Я не знала, что меня везли в Армагеддон по приказу генерала.

Я не знала к тому же, что меня везли не для того, чтобы посадить снова в тюрьму, судить и приговорить; не для того, чтобы наказать; не для того, чтобы припугнуть; не для того, чтобы передать в руки Курбана или Красса в обмен на людей, нужных генералу, пленников его армии. Меня везли назад в Армагеддон, чтобы выпустить на волю.

Почему он не оставил меня с собой в ставке, там, на станции Танхой? Какого времени он был повелитель? Откуда он брал людей для своей армии? Почему они вставали под его знамена? Кому была нужна бесконечная, как дорога и тьма, Зимняя Война? Я не знала. Он перевязал мне руку, с которой скатилось потерянное мною на Зимней Войне кольцо старика Иоанна, и он поцеловал меня в сердцевину жизни; он спас меня от вечной смерти, и он снарядил меня в долгий путь, в конце которого факелом металась на ветру свобода.
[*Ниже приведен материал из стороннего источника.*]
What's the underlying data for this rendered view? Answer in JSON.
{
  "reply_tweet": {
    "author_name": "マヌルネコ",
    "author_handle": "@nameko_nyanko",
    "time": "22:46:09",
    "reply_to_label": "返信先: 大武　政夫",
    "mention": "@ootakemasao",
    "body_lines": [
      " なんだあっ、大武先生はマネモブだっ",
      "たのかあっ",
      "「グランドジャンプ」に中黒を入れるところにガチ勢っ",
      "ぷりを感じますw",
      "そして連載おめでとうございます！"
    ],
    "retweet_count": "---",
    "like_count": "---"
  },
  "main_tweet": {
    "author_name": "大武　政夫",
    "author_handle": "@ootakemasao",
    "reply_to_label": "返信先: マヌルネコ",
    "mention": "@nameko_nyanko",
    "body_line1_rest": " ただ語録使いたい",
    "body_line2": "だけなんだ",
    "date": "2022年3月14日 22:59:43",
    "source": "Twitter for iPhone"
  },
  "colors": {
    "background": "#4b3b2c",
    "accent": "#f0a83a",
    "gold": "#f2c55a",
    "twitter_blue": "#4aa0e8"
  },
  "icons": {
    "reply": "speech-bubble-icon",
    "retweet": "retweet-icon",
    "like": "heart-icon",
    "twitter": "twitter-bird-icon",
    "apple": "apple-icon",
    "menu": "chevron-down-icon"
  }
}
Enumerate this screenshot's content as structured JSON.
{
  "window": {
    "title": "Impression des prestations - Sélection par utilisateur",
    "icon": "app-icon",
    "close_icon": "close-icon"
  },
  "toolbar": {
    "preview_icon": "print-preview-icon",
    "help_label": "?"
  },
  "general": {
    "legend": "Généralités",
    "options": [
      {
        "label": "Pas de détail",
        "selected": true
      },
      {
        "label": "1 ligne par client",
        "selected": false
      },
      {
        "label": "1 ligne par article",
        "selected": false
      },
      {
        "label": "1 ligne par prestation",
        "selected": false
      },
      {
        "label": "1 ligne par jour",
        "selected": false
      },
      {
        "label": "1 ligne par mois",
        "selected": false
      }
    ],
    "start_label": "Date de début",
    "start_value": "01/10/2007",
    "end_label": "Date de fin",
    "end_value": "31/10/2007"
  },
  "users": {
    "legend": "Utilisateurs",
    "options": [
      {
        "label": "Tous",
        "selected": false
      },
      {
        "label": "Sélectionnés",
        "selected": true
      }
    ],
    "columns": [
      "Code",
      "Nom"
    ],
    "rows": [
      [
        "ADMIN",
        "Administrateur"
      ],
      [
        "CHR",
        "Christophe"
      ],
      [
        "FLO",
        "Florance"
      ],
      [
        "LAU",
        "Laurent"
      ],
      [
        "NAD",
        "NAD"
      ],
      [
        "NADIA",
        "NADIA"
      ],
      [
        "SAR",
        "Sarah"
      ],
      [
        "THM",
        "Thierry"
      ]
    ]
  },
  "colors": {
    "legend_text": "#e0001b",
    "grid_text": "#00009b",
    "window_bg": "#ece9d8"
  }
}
Много позже, когда прошло невесть сколько лет со времени беспредельной ночной дороги, я поняла, зачем он это сделал. Я была для него не малым живым созданием, не случайной женщиной, не его несбывшимся убийцей, не его походной любовью. Я была для него не одним человеком, живым и живущим и могущим умереть в любой момент. Я была для него его армией, которую он освобождал от повинности, от оброка и налога Войны и выпускал на волю. Вольноотпущенной армией. Воплощеньем свободы. Той свободы, что, и отпущенная, расхристанная, смеющаяся, идет все равно напролом, все равно воюет, ибо она, будучи армией, привыкла воевать. В ней пружина. В ней воля к победе. В ней сила. Ее некуда девать; надо продолжать сраженье, даже если тебя освободили от оружия и ты бежишь налегке. У тебя нет оружья, но ты будешь сражаться голыми руками. Ты будешь кричать, оглушая победным криком свободы. Ты будешь бить головой в пах, если свяжут тебе руки. Ты будешь брызгать мощным фонтаном неостановимой крови, если тебе отрубят голову. Ты будешь устрашать и обращать в бегство напуганного врага обрубком своего тела, если тебя изрубят в куски.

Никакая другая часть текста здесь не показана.